Sekadar diketahui, pemerintah resmi menaikkan harga BBM nonsubsidi Pertamax dari harga Rp12.300 per liter menjadi Rp16.250 per liter. Kemudian Pertamax Green dari harga Rp12.900 per liter menjadi Rp17.000 per liter.
Motor 2-tak terkenal karena konsumsi bahan bakar yang boros ketimbang motor 4-tak. Seperti yang dimiliki Algifari, warga Soreang, Kabupaten Bandung, yakni motor Kawasaki Ninja berwarna biru keluaran tahun 2013.
SCROLL TO CONTINUE WITH CONTENT
Motor yang dibeli setahun lalu itu punya konsumsi bahan bakar 20 sampai 25 kilometer per liternya. Jauh di bawah konsumsi bahan bakar motor 4-tak yang mencapai 40 bahkan 60 kilometer per liternya.
Tak cuma soal jarak, pemilik motor 2-tak juga dipusingkan dengan jenis bahan bakar yang bisa dikonsumsi kendaraannya. Seperti milik Algifari, yang harus diisi dengan BBM jenis Pertamax ataupun Pertamax Turbo.
"Kaget juga, pagi-pagi baca berita kenaikan harga BBM. Motor saya 2-tak, konsumsi BBM boros, ditambah sekarang harga naik pengeluaran makin membengkak," kata Algifari saat ditemui, Rabu (10/6/2026).
Dalam sehari, ia mengisi BBM Pertamax sebanyak Rp50 ribu. Konsumsi BBM Rp50 ribu itu cukup untuk sekitar dua hari dengan asumsi perjalanan dari Soreang ke Cimahi pulang pergi. Namun dengan kenaikan harga BBM, maka pengeluarannya akan lebih besar.
"Ya tadi isi Rp50 ribu juga, paling sekarang cukup buat 1 hari besoknya harus isi lagi. Belum ditambah pengeluaran buat oli samping, makanya pusing banget," kata Algifari.
Ia mempertimbangkan menjual motor itu dan mengganti dengan motor matik agar lebih irit. Namun ia berharap harga BBM bisa kembali turun seperti semula.
"Ya mungkin dijual, atau cari motor yang harganya lebih murah. Inginnya ya BBM bisa turun lagi harganya, kalaupun naik jangan terlalu besar seperti sekarang. Naik Rp500 per liter masih masuk akal," kata Algifari.

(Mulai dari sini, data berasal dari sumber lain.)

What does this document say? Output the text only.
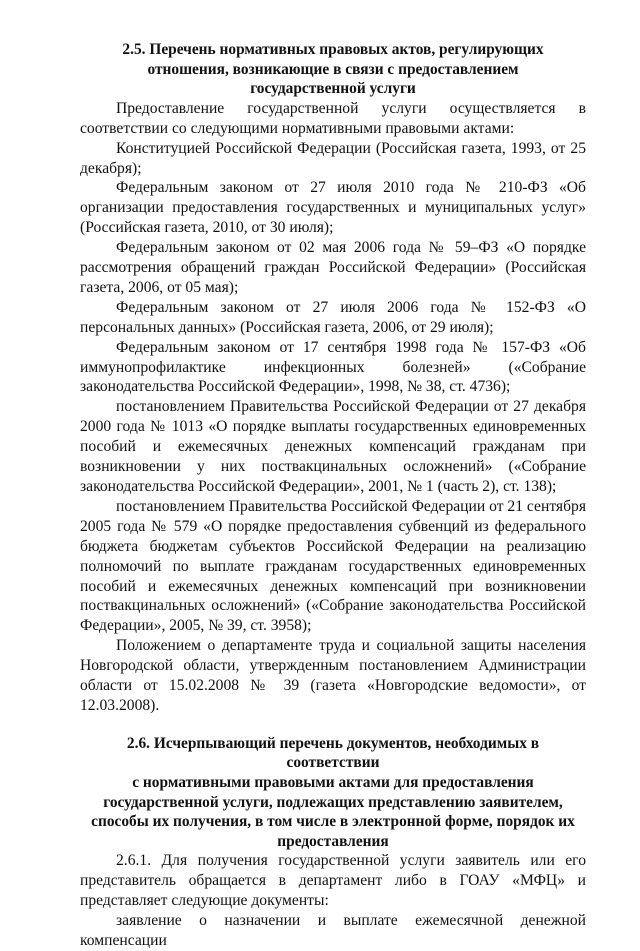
2.5. Перечень нормативных правовых актов, регулирующих
отношения, возникающие в связи с предоставлением
государственной услуги

Предоставление государственной услуги осуществляется в соответствии со следующими нормативными правовыми актами:

Конституцией Российской Федерации (Российская газета, 1993, от 25 декабря);

Федеральным законом от 27 июля 2010 года № 210-ФЗ «Об организации предоставления государственных и муниципальных услуг» (Российская газета, 2010, от 30 июля);

Федеральным законом от 02 мая 2006 года № 59–ФЗ «О порядке рассмотрения обращений граждан Российской Федерации» (Российская газета, 2006, от 05 мая);

Федеральным законом от 27 июля 2006 года № 152-ФЗ «О персональных данных» (Российская газета, 2006, от 29 июля);

Федеральным законом от 17 сентября 1998 года № 157-ФЗ «Об иммунопрофилактике инфекционных болезней» («Собрание законодательства Российской Федерации», 1998, № 38, ст. 4736);

постановлением Правительства Российской Федерации от 27 декабря 2000 года № 1013 «О порядке выплаты государственных единовременных пособий и ежемесячных денежных компенсаций гражданам при возникновении у них поствакцинальных осложнений» («Собрание законодательства Российской Федерации», 2001, № 1 (часть 2), ст. 138);

постановлением Правительства Российской Федерации от 21 сентября 2005 года № 579 «О порядке предоставления субвенций из федерального бюджета бюджетам субъектов Российской Федерации на реализацию полномочий по выплате гражданам государственных единовременных пособий и ежемесячных денежных компенсаций при возникновении поствакцинальных осложнений» («Собрание законодательства Российской Федерации», 2005, № 39, ст. 3958);

Положением о департаменте труда и социальной защиты населения Новгородской области, утвержденным постановлением Администрации области от 15.02.2008 № 39 (газета «Новгородские ведомости», от 12.03.2008).

2.6. Исчерпывающий перечень документов, необходимых в соответствии
с нормативными правовыми актами для предоставления
государственной услуги, подлежащих представлению заявителем,
способы их получения, в том числе в электронной форме, порядок их
предоставления

2.6.1. Для получения государственной услуги заявитель или его представитель обращается в департамент либо в ГОАУ «МФЦ» и представляет следующие документы:

заявление о назначении и выплате ежемесячной денежной компенсации
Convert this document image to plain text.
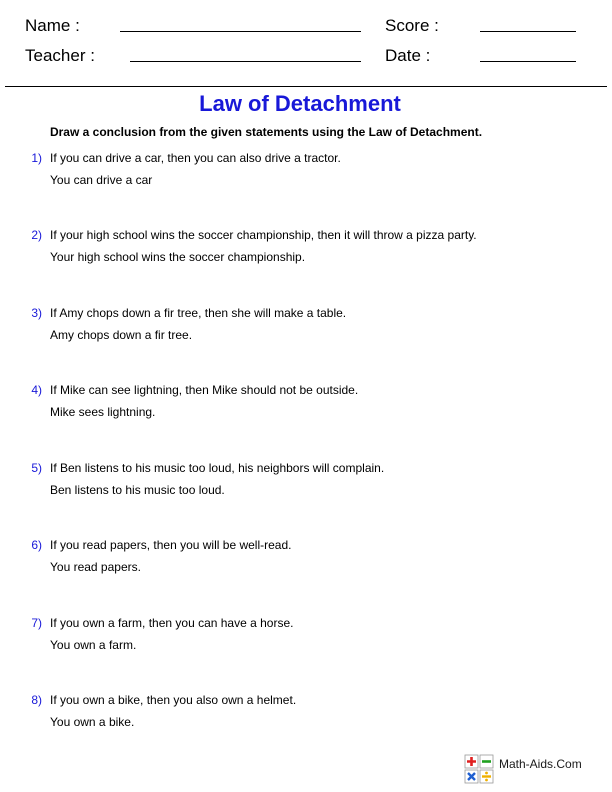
Name :	Score :
Teacher :	Date :
Law of Detachment
Draw a conclusion from the given statements using the Law of Detachment.
1) If you can drive a car, then you can also drive a tractor.
You can drive a car
2) If your high school wins the soccer championship, then it will throw a pizza party.
Your high school wins the soccer championship.
3) If Amy chops down a fir tree, then she will make a table.
Amy chops down a fir tree.
4) If Mike can see lightning, then Mike should not be outside.
Mike sees lightning.
5) If Ben listens to his music too loud, his neighbors will complain.
Ben listens to his music too loud.
6) If you read papers, then you will be well-read.
You read papers.
7) If you own a farm, then you can have a horse.
You own a farm.
8) If you own a bike, then you also own a helmet.
You own a bike.
Math-Aids.Com
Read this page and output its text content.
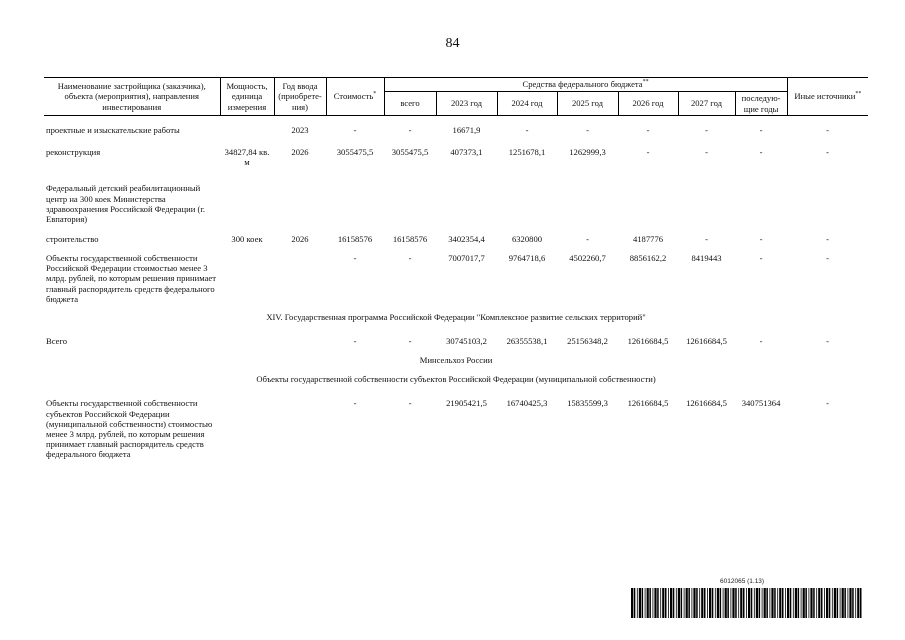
84
Наименование застройщика (заказчика), объекта (мероприятия), направления инвестирования	Мощность, единица измерения	Год ввода (приобрете-ния)	Стоимость*	Средства федерального бюджета**							Иные источники**
				всего	2023 год	2024 год	2025 год	2026 год	2027 год	последую-щие годы	
проектные и изыскательские работы		2023	-	-	16671,9	-	-	-	-	-	-
реконструкция	34827,84 кв. м	2026	3055475,5	3055475,5	407373,1	1251678,1	1262999,3	-	-	-	-
Федеральный детский реабилитационный центр на 300 коек Министерства здравоохранения Российской Федерации (г. Евпатория)											
строительство	300 коек	2026	16158576	16158576	3402354,4	6320800	-	4187776	-	-	-
Объекты государственной собственности Российской Федерации стоимостью менее 3 млрд. рублей, по которым решения принимает главный распорядитель средств федерального бюджета			-	-	7007017,7	9764718,6	4502260,7	8856162,2	8419443	-	-
XIV. Государственная программа Российской Федерации "Комплексное развитие сельских территорий"											
Всего			-	-	30745103,2	26355538,1	25156348,2	12616684,5	12616684,5	-	-
Минсельхоз России											
Объекты государственной собственности субъектов Российской Федерации (муниципальной собственности)											
Объекты государственной собственности субъектов Российской Федерации (муниципальной собственности) стоимостью менее 3 млрд. рублей, по которым решения принимает главный распорядитель средств федерального бюджета			-	-	21905421,5	16740425,3	15835599,3	12616684,5	12616684,5	340751364	-
6012065 (1.13)
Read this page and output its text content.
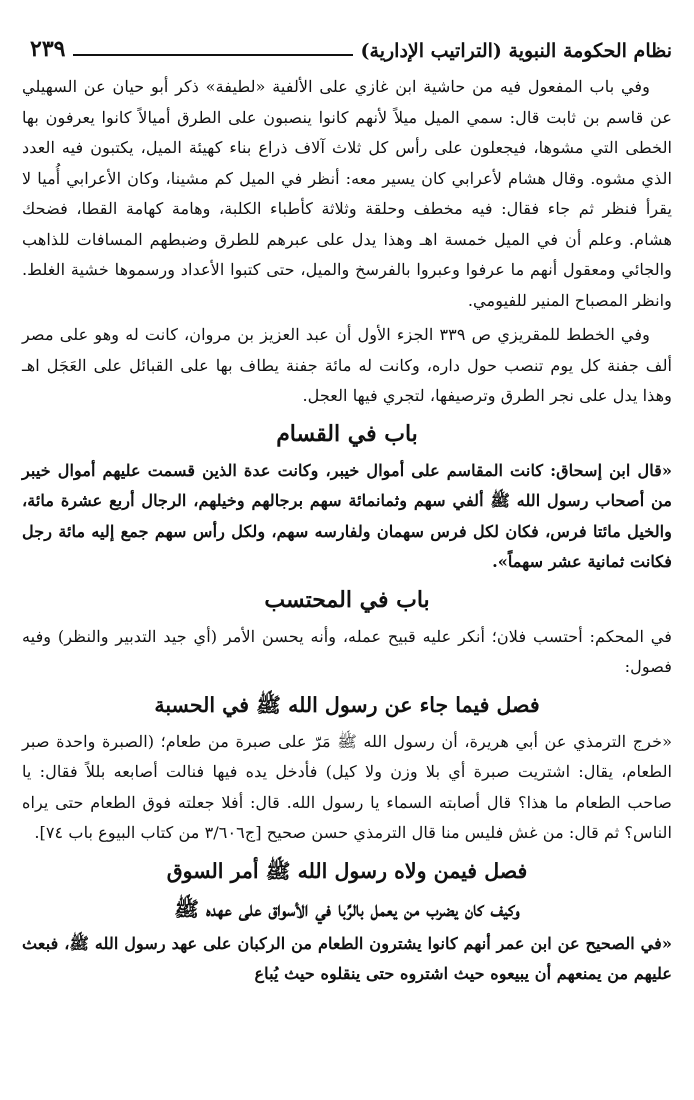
نظام الحكومة النبوية (التراتيب الإدارية)
٢٣٩

وفي باب المفعول فيه من حاشية ابن غازي على الألفية «لطيفة» ذكر أبو حيان عن السهيلي عن قاسم بن ثابت قال: سمي الميل ميلاً لأنهم كانوا ينصبون على الطرق أميالاً كانوا يعرفون بها الخطى التي مشوها، فيجعلون على رأس كل ثلاث آلاف ذراع بناء كهيئة الميل، يكتبون فيه العدد الذي مشوه. وقال هشام لأعرابي كان يسير معه: أنظر في الميل كم مشينا، وكان الأعرابي أُميا لا يقرأ فنظر ثم جاء فقال: فيه مخطف وحلقة وثلاثة كأطباء الكلبة، وهامة كهامة القطا، فضحك هشام. وعلم أن في الميل خمسة اهـ وهذا يدل على عبرهم للطرق وضبطهم المسافات للذاهب والجائي ومعقول أنهم ما عرفوا وعبروا بالفرسخ والميل، حتى كتبوا الأعداد ورسموها خشية الغلط. وانظر المصباح المنير للفيومي.

وفي الخطط للمقريزي ص ٣٣٩ الجزء الأول أن عبد العزيز بن مروان، كانت له وهو على مصر ألف جفنة كل يوم تنصب حول داره، وكانت له مائة جفنة يطاف بها على القبائل على العَجَل اهـ وهذا يدل على نجر الطرق وترصيفها، لتجري فيها العجل.

باب في القسام

«قال ابن إسحاق: كانت المقاسم على أموال خيبر، وكانت عدة الذين قسمت عليهم أموال خيبر من أصحاب رسول الله ﷺ ألفي سهم وثمانمائة سهم برجالهم وخيلهم، الرجال أربع عشرة مائة، والخيل مائتا فرس، فكان لكل فرس سهمان ولفارسه سهم، ولكل رأس سهم جمع إليه مائة رجل فكانت ثمانية عشر سهماً».

باب في المحتسب

في المحكم: أحتسب فلان؛ أنكر عليه قبيح عمله، وأنه يحسن الأمر (أي جيد التدبير والنظر) وفيه فصول:

فصل فيما جاء عن رسول الله ﷺ في الحسبة

«خرج الترمذي عن أبي هريرة، أن رسول الله ﷺ مَرّ على صبرة من طعام؛ (الصبرة واحدة صبر الطعام، يقال: اشتريت صبرة أي بلا وزن ولا كيل) فأدخل يده فيها فنالت أصابعه بللاً فقال: يا صاحب الطعام ما هذا؟ قال أصابته السماء يا رسول الله. قال: أفلا جعلته فوق الطعام حتى يراه الناس؟ ثم قال: من غش فليس منا قال الترمذي حسن صحيح [ج٣/٦٠٦ من كتاب البيوع باب ٧٤].

فصل فيمن ولاه رسول الله ﷺ أمر السوق
وكيف كان يضرب من يعمل بالرِّبا في الأسواق على عهده ﷺ

«في الصحيح عن ابن عمر أنهم كانوا يشترون الطعام من الركبان على عهد رسول الله ﷺ، فبعث عليهم من يمنعهم أن يبيعوه حيث اشتروه حتى ينقلوه حيث يُباع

Pemilik motor 2-tak lainnya, Rikcy Saut Tobing, juga mengeluhkan hal yang sama. Pengguna motor Yamaha F-1ZR jadul itu juga pusing dengan pengeluaran yang membengkak usai kenaikan harga BBM non subsidi.
"Sebetulnya motor saya masih bisa pakai Pertalite, cuma kan antreannya selalu panjang makanya kemarin-kemarin saya pakai Pertamax. Eh sekarang Pertamaxnya naik hampir Rp4 ribu per liter, ya engap-engapan kita pastinya," kata Saut.
Beruntung motor 2-Tak itu tak ia pakai setiap hari. Namun kekhawatiran lainnya yakni kenaikan harga BBM akan mengerek harga kebutuhan lain terutama sembako.
"Pasti, tunggu saja sebentar lagi harga sembako pasti naik karena BBM naik. Sebagai kelas pekerja menengah ke bawah, pastinya akan terbebani, semakin tergencet kondisi rakyat," ujar Saut.